The installations are dependent upon the light, an intangible and fluctuating element that directly powers the works that not only receive energy, but also emit autonomous sounds, which may be heard in a loop or overlapping effect, as is often found in the artist’s work. The sounds that are generated form an audio composition that is the expression of the sun as it moves through the building. Produced in real time, the sounds are in direct response to the environment, in a sense transforming the installations into living systems, with their own energy source and rhythmic sense or logic. Varying according to the intensity of the light, the sounds come together and offer various possible perceptions according to the movements of visitors through the villa. It should be noted that Haroon Mirza’s work explores or makes use of sound without any real distinction between noise and music, similar to major composers and artists of the twentieth century such as Pierre Schaeffer, John Cage and Nam June Paik.

 

The sculpture displayed in the guest bedroom includes a projection of a tapestry motif designed by Irish architect and artist Eileen Gray, a contemporary of Le Corbusier’s, superimposed on a projection of the floor plan for her villa E-1027. The latter was another renowned modernist secondary residence completed a few years prior to the Villa Savoye in the south of France. In the villa E-1027, Le Corbusier painted frescoes against Eileen Gray’s wishes, an act which would become a considerable source of dissent between the two artists. By including Gray in his project for the Villa Savoye, Haroon Mirza pays an amicable tribute to the latter.

Echoing the architecture of the villa, Haroon Mirza has therefore emphasized a minimalist intervention that interacts directly with its environment. Sound, which is an essential feature of the artist’s visual work, strives to find a balance or harmony with regard to this architectural space. Visitors to the exhibition are invited to consider the villa from a new perspective, not just visual but also auditory.

A selection of books on the theme of sound and silence may be consulted freely in the boudoir and offers several avenues or lines of thinking to those visitors wishing to broaden their knowledge of some of the themes evoked by the exhibition.

Haroon Mirza b. 1977 is a British artist, born in London where he continues to live and work today. His installations are an assemblage of recycled and ready-made objects. They also consist of technological elements in an experimental DIY fashion which can be said to rework various phenomena of cultural history and modern and contemporary art, and more specifically musical phenomena. His works solicit both visual and auditory perception. Recipient of the Silver Lion Award at the 54th Venice Biennial in 2011, Mirza has exhibited his work at Spike Island (Bristol), Studio 231 of the New Museum (New York) and at the Lisson Gallery (London) which represents the artist.
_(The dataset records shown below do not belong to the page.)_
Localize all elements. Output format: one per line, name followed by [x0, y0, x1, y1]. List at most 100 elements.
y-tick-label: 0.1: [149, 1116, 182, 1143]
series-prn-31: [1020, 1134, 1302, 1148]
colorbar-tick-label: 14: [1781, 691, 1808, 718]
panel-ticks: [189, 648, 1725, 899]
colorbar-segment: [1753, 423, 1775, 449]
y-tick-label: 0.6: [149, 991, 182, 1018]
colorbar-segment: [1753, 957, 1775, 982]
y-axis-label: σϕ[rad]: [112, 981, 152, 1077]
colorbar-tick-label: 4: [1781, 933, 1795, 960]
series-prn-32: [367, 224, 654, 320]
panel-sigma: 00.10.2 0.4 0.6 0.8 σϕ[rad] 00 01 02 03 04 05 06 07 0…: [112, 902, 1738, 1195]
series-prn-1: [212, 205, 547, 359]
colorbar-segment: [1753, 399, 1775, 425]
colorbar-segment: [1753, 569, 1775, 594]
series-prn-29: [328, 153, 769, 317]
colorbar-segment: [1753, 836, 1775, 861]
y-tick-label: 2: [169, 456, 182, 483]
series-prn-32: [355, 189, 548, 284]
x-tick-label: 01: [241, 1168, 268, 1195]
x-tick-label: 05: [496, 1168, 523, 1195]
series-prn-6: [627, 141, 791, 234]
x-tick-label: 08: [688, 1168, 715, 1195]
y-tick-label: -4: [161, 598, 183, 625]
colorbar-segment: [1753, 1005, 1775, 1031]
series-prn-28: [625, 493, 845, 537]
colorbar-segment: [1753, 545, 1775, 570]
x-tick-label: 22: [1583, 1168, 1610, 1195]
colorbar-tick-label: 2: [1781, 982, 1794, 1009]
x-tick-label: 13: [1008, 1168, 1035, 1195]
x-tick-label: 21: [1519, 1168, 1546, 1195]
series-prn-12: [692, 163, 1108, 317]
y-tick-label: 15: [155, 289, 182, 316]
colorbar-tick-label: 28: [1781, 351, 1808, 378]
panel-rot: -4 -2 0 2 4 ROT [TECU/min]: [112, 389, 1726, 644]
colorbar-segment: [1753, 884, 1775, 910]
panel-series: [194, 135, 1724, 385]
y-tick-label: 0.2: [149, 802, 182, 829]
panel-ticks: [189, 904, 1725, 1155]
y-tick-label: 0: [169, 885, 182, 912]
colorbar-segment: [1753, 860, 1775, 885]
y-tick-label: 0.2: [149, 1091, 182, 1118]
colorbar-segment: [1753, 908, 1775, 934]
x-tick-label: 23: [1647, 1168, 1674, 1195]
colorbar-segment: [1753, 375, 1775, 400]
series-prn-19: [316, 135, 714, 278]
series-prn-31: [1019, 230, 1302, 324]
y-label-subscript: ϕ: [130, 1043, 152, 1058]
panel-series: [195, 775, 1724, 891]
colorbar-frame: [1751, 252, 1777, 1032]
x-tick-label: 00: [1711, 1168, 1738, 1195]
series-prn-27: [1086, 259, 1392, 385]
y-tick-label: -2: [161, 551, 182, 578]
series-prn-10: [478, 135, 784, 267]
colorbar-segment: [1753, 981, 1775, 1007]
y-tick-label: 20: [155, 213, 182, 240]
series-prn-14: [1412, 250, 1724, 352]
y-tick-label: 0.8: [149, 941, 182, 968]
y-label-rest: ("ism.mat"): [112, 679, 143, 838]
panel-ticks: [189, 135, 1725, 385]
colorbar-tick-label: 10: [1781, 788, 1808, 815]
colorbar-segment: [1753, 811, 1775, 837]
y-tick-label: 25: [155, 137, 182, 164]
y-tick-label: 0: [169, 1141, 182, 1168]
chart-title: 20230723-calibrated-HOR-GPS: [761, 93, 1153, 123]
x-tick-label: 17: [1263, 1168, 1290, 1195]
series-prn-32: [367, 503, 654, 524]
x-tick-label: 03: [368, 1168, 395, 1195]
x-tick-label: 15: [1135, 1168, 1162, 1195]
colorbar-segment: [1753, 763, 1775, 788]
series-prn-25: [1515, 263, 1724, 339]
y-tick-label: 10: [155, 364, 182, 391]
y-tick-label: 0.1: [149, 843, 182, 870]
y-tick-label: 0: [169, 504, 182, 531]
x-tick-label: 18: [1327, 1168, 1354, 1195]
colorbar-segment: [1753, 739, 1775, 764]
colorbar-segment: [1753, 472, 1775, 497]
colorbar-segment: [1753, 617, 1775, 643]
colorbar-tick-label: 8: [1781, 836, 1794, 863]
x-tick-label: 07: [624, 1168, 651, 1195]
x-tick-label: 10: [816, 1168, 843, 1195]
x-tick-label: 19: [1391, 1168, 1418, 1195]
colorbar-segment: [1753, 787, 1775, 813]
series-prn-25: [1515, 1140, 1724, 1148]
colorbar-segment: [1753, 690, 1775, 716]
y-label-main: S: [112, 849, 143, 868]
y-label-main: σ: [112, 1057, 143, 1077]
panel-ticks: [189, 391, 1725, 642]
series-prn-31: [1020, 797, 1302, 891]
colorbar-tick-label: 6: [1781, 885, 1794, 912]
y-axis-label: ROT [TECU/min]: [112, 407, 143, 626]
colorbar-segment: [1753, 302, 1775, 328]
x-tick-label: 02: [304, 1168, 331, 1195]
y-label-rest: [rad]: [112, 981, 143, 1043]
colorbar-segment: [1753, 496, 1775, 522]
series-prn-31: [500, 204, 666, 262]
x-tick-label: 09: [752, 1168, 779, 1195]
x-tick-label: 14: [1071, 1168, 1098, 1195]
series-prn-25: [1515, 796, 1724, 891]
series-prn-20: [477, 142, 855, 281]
An artist and DJ, Haroon Mirza launched an Internet site, o-o-o-o.co.uk in 2013, which invites artists and musicians to download audio samples of his work, to remix them and then upload them via Sound Cloud. He was invited by Lab’Bel to create a site-specific work for the Villa Savoye.

Lab’Bel, the arts laboratory of the Bel Group was created in the spring of 2010 with the aim of fostering and promoting contemporary art in compliance with the values of sharing, accessibility and enjoyment supported by this food-processing group of which it is a part. In accordance with this philosophy and since its creation, the group has put together a collection of artworks produced since the beginning of the last decade and organizes a number of exhibitions and artistic events both in France and overseas every year. Since 2011, Lab’Bel has sought to develop a dialogue between modernist architecture and contemporary art. Stefan Brüggemann’s intervention, The World Trapped in it Self (Mirrors for windows) in Mies van der Rohe’s German pavilion in Barcelona was the first in this series of exhibitions, followed this year with Haroon Mirza’s The Light Hours at the Villa Savoye.